I didn’t get a reply so some time later I sent another email:
I would like to know if a solution to Type I/Type II problem is for me to remove the metal shed.
It would also be useful for me to find out the definition you are using for the word “permanent” in this sentence:
Even though the magazine is bolted into the concrete, does not make it permanent and the shed is not incidental.
According to the American Heritage Dictionary (used by the ATF in ATF Ruling 2005-3) permanent means:
1. Lasting or remaining without essential change: “the universal human yearning for something permanent, enduring, without shadow of change” (Willa Cather).
2. Not expected to change in status, condition, or place: a permanent address; permanent secretary to the president.
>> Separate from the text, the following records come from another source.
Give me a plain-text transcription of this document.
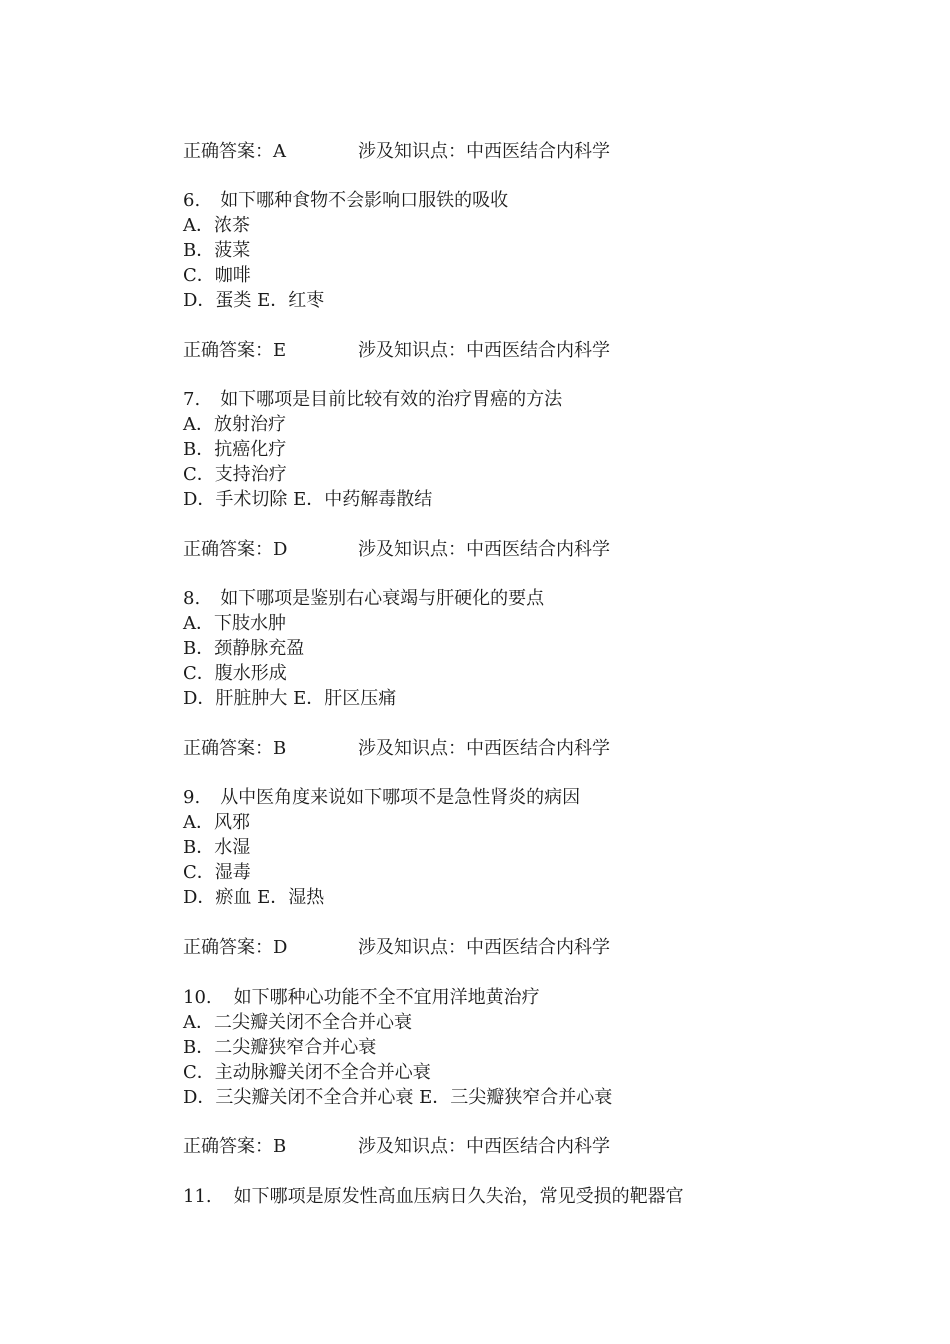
正确答案：A	涉及知识点：中西医结合内科学
6. 如下哪种食物不会影响口服铁的吸收
A．浓茶
B．菠菜
C．咖啡
D．蛋类 E．红枣
正确答案：E	涉及知识点：中西医结合内科学
7. 如下哪项是目前比较有效的治疗胃癌的方法
A．放射治疗
B．抗癌化疗
C．支持治疗
D．手术切除 E．中药解毒散结
正确答案：D	涉及知识点：中西医结合内科学
8. 如下哪项是鉴别右心衰竭与肝硬化的要点
A．下肢水肿
B．颈静脉充盈
C．腹水形成
D．肝脏肿大 E．肝区压痛
正确答案：B	涉及知识点：中西医结合内科学
9. 从中医角度来说如下哪项不是急性肾炎的病因
A．风邪
B．水湿
C．湿毒
D．瘀血 E．湿热
正确答案：D	涉及知识点：中西医结合内科学
10. 如下哪种心功能不全不宜用洋地黄治疗
A．二尖瓣关闭不全合并心衰
B．二尖瓣狭窄合并心衰
C．主动脉瓣关闭不全合并心衰
D．三尖瓣关闭不全合并心衰 E．三尖瓣狭窄合并心衰
正确答案：B	涉及知识点：中西医结合内科学
11. 如下哪项是原发性高血压病日久失治，常见受损的靶器官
By that definition the shed and magazine are permanent. I am having difficulty in imaging how it can be considered a Type II magazine because according to 555.208, “A Type II magazine is a box, trailer, semitrailer, or other mobile facility”. Below is a picture of the base of the magazine and shed while it was under construction:
Four inches of concrete were poured into the forms above and the shed and magazine was bolted to it. I am unable to find any definition of “mobile” for which the concrete slab and attached structures qualifies. If it would make a difference I would be glad to weld the magazine to the slab instead of just bolting it.
If necessary what I can also do is only use it to store materials “In the process of manufacture” as per 555.205 since if it is “In the process of manufacture” the materials don’t need to be kept in a locked magazine.
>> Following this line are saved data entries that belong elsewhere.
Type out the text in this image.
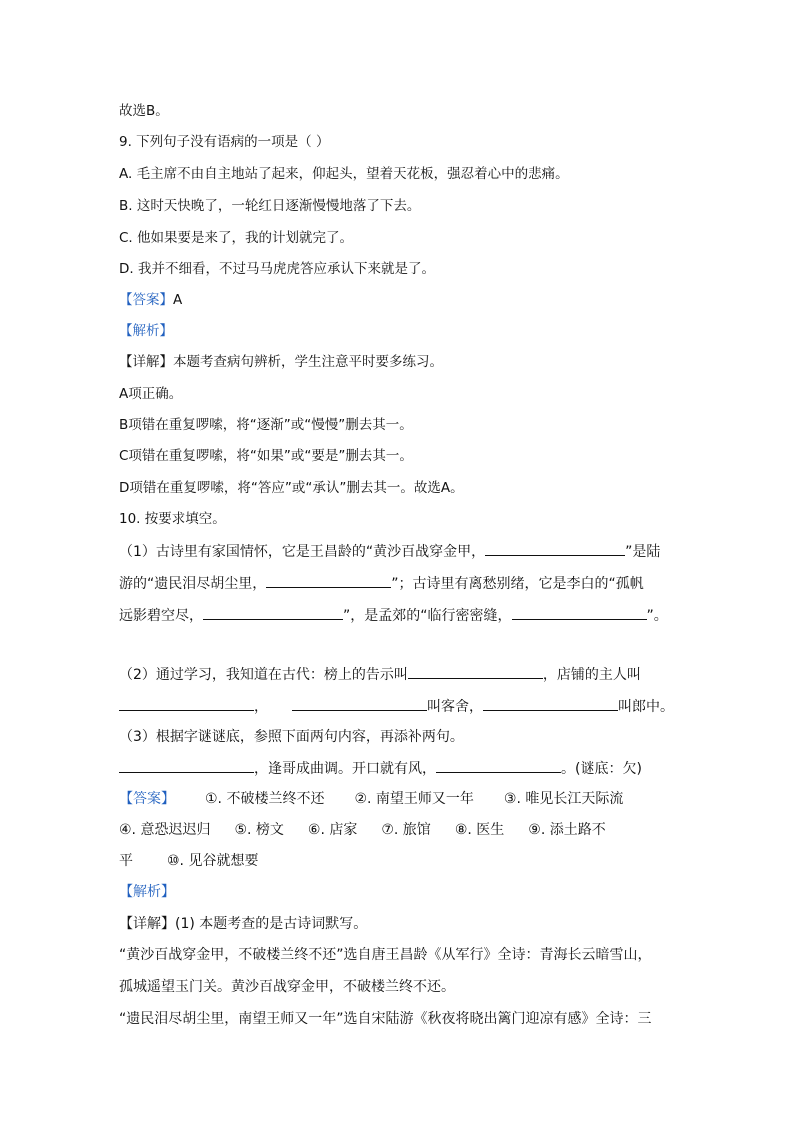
故选B。
9. 下列句子没有语病的一项是（ ）
A. 毛主席不由自主地站了起来，仰起头，望着天花板，强忍着心中的悲痛。
B. 这时天快晚了，一轮红日逐渐慢慢地落了下去。
C. 他如果要是来了，我的计划就完了。
D. 我并不细看，不过马马虎虎答应承认下来就是了。
【答案】A
【解析】
【详解】本题考查病句辨析，学生注意平时要多练习。
A项正确。
B项错在重复啰嗦，将“逐渐”或“慢慢”删去其一。
C项错在重复啰嗦，将“如果”或“要是”删去其一。
D项错在重复啰嗦，将“答应”或“承认”删去其一。故选A。
10. 按要求填空。
（1）古诗里有家国情怀，它是王昌龄的“黄沙百战穿金甲，	”是陆
游的“遗民泪尽胡尘里，	”；古诗里有离愁别绪，它是李白的“孤帆
远影碧空尽，	”，是孟郊的“临行密密缝，	”。
（2）通过学习，我知道在古代：榜上的告示叫	，店铺的主人叫
，	叫客舍，	叫郎中。
（3）根据字谜谜底，参照下面两句内容，再添补两句。
，逢哥成曲调。开口就有风，	。(谜底：欠)
【答案】 ①. 不破楼兰终不还 ②. 南望王师又一年 ③. 唯见长江天际流
④. 意恐迟迟归 ⑤. 榜文 ⑥. 店家 ⑦. 旅馆 ⑧. 医生 ⑨. 添土路不
平 ⑩. 见谷就想要
【解析】
【详解】(1) 本题考查的是古诗词默写。
“黄沙百战穿金甲，不破楼兰终不还”选自唐王昌龄《从军行》全诗：青海长云暗雪山，
孤城遥望玉门关。黄沙百战穿金甲，不破楼兰终不还。
“遗民泪尽胡尘里，南望王师又一年”选自宋陆游《秋夜将晓出篱门迎凉有感》全诗：三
In response the story changed just a little bit:
Just to make sure that I have classified this magazine correctly, I am forwarding your e-mail to our Explosives Industry Programs Branch for review. They will make a classification of your magazine.
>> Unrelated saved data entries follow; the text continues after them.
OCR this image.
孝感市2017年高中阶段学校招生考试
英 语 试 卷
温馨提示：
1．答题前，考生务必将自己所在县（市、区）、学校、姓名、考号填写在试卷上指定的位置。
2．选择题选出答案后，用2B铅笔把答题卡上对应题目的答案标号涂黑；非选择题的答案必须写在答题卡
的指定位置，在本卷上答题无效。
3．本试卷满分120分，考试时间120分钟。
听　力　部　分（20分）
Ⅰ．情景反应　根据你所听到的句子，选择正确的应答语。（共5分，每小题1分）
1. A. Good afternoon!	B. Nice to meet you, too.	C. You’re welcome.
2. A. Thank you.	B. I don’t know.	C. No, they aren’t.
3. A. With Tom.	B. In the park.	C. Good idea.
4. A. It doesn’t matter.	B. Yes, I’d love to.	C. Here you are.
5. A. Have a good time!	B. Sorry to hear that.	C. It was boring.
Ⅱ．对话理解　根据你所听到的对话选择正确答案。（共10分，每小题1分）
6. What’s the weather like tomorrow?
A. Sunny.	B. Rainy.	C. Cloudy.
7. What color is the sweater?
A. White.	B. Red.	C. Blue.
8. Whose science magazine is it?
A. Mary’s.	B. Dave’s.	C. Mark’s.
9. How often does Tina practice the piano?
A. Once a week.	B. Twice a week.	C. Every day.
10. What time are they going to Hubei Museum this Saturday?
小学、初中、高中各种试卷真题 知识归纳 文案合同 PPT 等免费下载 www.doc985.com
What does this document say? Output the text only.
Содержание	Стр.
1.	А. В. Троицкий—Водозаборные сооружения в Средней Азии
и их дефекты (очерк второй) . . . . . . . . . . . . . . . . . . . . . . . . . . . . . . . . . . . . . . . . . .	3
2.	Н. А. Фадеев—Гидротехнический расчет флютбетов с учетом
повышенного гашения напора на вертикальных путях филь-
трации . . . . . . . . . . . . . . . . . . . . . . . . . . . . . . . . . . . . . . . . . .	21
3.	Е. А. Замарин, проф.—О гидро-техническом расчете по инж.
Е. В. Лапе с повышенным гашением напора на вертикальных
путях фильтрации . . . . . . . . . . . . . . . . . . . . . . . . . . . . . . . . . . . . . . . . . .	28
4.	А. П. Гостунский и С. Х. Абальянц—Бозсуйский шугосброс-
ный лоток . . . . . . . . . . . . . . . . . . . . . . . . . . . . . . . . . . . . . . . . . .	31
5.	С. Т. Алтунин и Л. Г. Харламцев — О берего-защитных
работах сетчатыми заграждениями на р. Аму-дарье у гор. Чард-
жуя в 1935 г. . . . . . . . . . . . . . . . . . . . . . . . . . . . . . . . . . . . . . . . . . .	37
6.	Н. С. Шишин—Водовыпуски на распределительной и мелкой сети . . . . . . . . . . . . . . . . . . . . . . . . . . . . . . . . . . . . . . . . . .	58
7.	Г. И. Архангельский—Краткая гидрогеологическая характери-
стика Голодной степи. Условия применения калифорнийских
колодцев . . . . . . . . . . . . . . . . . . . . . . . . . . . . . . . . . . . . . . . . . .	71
I have one question, I agree that the shed would be permanent but it is not part of the magazine. The shed is what makes it an indoor magazine. Since the regulations do not have a description of an indoor Type 1 we must classify this as a Type II. Even though difficult, can the bolts be removed and thus making the magazine mobile?
Less than hour later (I’m impressed the bureaucracy could move this fast) I received the following email:
The Explosives Industry Programs Branch (EIPB) also has classified this as an indoor magazine. Since there is no definition for a Type I indoor magazine, it must be classified as a Type II. EIPB stated that you can remove the shed and that would resolve the 50 lb limitation. The limitation for the magazine would be 18,000 lbs. The other possible solution is that you can apply for a variance to store in excess of 50 lbs in an indoor magazine. The magazine must meet the Tables of Distance and construction requirements. I am not sure it will be approved but you may want to make that request before taking down the shed.
So it’s the existence of the shed and not the “mobility” of the shed that makes it a Type 2! That give me an opening for more questions:
ng I remove the shed I would then need to cover the magazine with a more weather resistant covering such as the metal from the shed. What would the maximum spacing between the magazine and the metal covering before it would become an indoor magazine again?
You can see where I’m going with this, right? Apparently so could the ATF because they responded with:
I am trying to find a simpler solution to the problem. I have a few suggestions into our EIPB that may not be an extensive as building a new structure but changing the old one. I should have an answer in the morning.
Early the next morning I received the following email:
Here is the easiest solution that we could come up with. Empty the shed of all materials except the magazine, remove the doors or a wall of the shed. Since the magazine is not totally enclosed in the shed it would no longer be an indoor magazine. I think that would resolve all of the issues. Let me know what you think.
So the bottom line is that if I remove the doors from the shed I can store 18,000 pounds of explosives. If I put the doors on I can only store 50 pounds.
It doesn’t have to make sense. It’s just a government rule.